Et les quelques survivants ont fui vers la campagne, encore paisible, « normale »… mais pour combien de temps ? Jusqu’au jour où, sous leurs yeux, jaillit la Plante, gigantesque monstre végétal qui prolifère, ravageant tout sur son passage.
Ils fuient encore, sous terre, où ils se trouvent piégés dans un labyrinthe de racines… celles de la Plante ! Se nourrissant de sa sève, ils essayeront de survivre. Qui « ils » ? Des hommes ? Des termites plutôt, ou des vers…
Génocides se base tout entier sur le thème éculé, mais oh combien efficace ici, de l’inversion de paradigme – au reste un postulat de départ typique de la science-fiction. Car cette « Plante » est en réalité le fruit de semailles et la destruction des villes qui l’a précédée une sorte de labourage à l’échelle planétaire : en fait, la Terre a moins été envahie qu’elle a été transformée en un vaste verger par des intelligences venues d’un autre monde pour lesquelles les êtres humains se réduisent à rien d’autre que des nuisibles – comme les insectes peuvent l’être pour les champs de nos agriculteurs : d’une manière certes insignifiante mais qui requiert malgré tout un usage plus ou moins intensif de pesticides…
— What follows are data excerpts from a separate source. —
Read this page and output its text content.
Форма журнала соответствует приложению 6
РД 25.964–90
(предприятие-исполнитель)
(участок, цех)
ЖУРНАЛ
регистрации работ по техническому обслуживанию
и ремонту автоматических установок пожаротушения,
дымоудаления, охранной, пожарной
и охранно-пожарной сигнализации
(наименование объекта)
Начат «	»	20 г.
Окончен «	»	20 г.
Mais là où Thomas Disch se montre novateur c’est en évitant le cliché de l’énième variation post-apocalyptique où les survivants se montreront plus ou mieux astucieux dans les épreuves de ce nouveau monde qui s’offre à eux, et encore moins à travers l’organisation d’une résistance contre l’ennemi qui s’achèvera par la victoire fatale – je veux dire, pour le récit – de l’Homme sur l’envahisseur maudit. Ici, l’auteur nous épargne la découverte progressive, et soporifique, des origines du phénomène pour mieux se concentrer sur l’impact qu’il produit chez les survivants, sur les solutions qu’ils vont tenter d’apporter à leurs problèmes, sur leur vie enfin.
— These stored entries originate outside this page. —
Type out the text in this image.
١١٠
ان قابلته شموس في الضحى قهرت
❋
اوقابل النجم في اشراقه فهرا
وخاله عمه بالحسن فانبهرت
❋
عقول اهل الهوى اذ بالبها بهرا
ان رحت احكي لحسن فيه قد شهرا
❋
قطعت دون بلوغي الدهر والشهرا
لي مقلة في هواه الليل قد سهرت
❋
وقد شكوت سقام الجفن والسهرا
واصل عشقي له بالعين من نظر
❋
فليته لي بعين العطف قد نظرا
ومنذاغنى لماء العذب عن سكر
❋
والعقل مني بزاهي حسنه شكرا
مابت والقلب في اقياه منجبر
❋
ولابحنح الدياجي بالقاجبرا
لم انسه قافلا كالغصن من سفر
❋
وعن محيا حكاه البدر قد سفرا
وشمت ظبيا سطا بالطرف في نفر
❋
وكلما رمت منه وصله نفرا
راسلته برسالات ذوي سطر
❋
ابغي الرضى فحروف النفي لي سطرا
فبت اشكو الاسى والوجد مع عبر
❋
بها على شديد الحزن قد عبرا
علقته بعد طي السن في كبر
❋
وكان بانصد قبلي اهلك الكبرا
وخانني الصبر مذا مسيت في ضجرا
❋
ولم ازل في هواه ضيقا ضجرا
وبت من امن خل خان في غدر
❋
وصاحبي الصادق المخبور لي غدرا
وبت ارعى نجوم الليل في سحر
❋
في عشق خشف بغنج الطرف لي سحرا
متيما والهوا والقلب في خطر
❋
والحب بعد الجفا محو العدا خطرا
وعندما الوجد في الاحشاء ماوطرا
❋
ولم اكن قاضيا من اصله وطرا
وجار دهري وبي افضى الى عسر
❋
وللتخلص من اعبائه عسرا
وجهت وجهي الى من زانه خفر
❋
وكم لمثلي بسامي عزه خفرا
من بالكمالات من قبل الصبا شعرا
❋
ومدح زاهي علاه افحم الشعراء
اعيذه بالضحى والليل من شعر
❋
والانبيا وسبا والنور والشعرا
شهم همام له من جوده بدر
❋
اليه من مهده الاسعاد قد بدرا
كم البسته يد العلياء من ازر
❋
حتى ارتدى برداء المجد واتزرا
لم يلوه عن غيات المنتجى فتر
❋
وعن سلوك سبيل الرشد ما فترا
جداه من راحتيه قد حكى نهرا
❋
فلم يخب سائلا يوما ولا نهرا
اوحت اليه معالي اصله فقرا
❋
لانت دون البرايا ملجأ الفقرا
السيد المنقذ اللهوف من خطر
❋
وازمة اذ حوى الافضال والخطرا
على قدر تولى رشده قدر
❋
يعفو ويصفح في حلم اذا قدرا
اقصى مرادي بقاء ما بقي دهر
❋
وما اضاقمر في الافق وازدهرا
Ou plutôt ce qu’il en reste. À travers un récit poignant de réalisme, et donc nimbé d’un certain pessimisme, Disch nous décrit ici un Homme qui a cessé d’être un loup pour l’Homme et au lieu de ça s’abîme de plus belle dans son simple statut d’animal apeuré de tout – et pas seulement de ce qu’il ne comprend pas mais bel et bien de lui-même, de ses congénères, de ses amis, de ses proches… Ici, l’envahisseur n’est responsable de rien d’autre que d’avoir aboli subitement les apparences, dissous d’un coup le vernis de fausse civilisation derrière lequel nous cachons notre sauvagerie et nos instincts les plus barbares, les plus primaires.
À l’époque où Disch écrivit ce livre, le terme « génocide » était encore récent, forgé après la victoire des Alliés sur l’Axe pour mieux justifier le procès de ce dernier à Nuremberg suite aux atrocité nazies commises dans les camps d’extermination. Dans ce court mais très intense roman, Disch nous rappelle que ces gens-là étaient en fait des êtres humains comme les autres, et leurs horreurs à la portée de n’importe qui…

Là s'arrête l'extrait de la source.